The new building returns the Museum to the downtown area where it was founded in 1930.
With indoor and outdoor spaces that offer panoramic views east across the city, the building doubles the Museum’s previous gallery space.
Architect Renzo Piano said, “I love making buildings. I especially love making buildings for public use.
“Public buildings are the essence of cities because they are places where people share values. They stay together and enjoy the city. Especially among public buildings I love to make buildings for art and beauty. The reason is very simple — because art and beauty make people better people…I’m pretty sure that beauty will save the world. It will save one person at a time. It will do it.”
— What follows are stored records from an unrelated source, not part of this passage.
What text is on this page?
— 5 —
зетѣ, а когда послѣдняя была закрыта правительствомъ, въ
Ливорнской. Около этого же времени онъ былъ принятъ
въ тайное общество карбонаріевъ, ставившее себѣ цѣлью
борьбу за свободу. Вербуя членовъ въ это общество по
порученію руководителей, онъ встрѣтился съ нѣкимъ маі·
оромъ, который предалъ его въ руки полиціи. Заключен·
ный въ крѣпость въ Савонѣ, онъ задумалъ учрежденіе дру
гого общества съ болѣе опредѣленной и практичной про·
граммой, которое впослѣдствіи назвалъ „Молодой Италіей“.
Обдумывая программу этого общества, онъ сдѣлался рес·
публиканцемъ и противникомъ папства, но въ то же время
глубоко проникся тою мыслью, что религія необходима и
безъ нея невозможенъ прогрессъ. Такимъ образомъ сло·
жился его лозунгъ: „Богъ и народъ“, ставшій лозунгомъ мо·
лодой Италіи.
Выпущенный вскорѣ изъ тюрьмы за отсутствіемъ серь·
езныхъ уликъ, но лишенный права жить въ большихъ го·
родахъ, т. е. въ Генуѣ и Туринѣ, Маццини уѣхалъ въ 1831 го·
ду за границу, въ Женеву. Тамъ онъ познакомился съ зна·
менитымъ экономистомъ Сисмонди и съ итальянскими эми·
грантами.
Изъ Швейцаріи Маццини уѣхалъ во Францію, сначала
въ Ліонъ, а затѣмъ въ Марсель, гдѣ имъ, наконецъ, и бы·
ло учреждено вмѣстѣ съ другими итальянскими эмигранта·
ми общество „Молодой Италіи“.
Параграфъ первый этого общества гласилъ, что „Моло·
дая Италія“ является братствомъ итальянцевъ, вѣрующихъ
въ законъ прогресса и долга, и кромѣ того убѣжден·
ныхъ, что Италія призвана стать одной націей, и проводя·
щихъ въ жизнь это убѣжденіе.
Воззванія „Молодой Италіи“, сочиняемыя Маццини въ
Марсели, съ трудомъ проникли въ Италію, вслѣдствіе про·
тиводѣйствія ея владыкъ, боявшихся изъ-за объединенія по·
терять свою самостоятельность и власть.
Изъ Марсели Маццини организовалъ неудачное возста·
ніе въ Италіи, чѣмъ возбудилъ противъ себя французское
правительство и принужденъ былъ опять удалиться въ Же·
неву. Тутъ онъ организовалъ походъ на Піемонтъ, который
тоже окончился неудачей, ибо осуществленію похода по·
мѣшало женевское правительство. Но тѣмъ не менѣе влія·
The 18,000 square foot exhibition gallery will be the largest column-free gallery in the city.
In addition to gallery space, the museum includes classrooms and studio spaces, art-handling spaces, a restaurant, an auditorium, special events spaces, a museum shop, a wet treatment lab, a conservation lab, film and video rooms, a theatre, and a works on paper study center.
The museum is eight stories above grade, with two below grade levels, and has a steel structure with 60 foot high and five millimeter thick enamel steel plates.
The building’s façade also has a step feature to create sculpture terraces for 15,000 square feet of outdoor galleries and event space.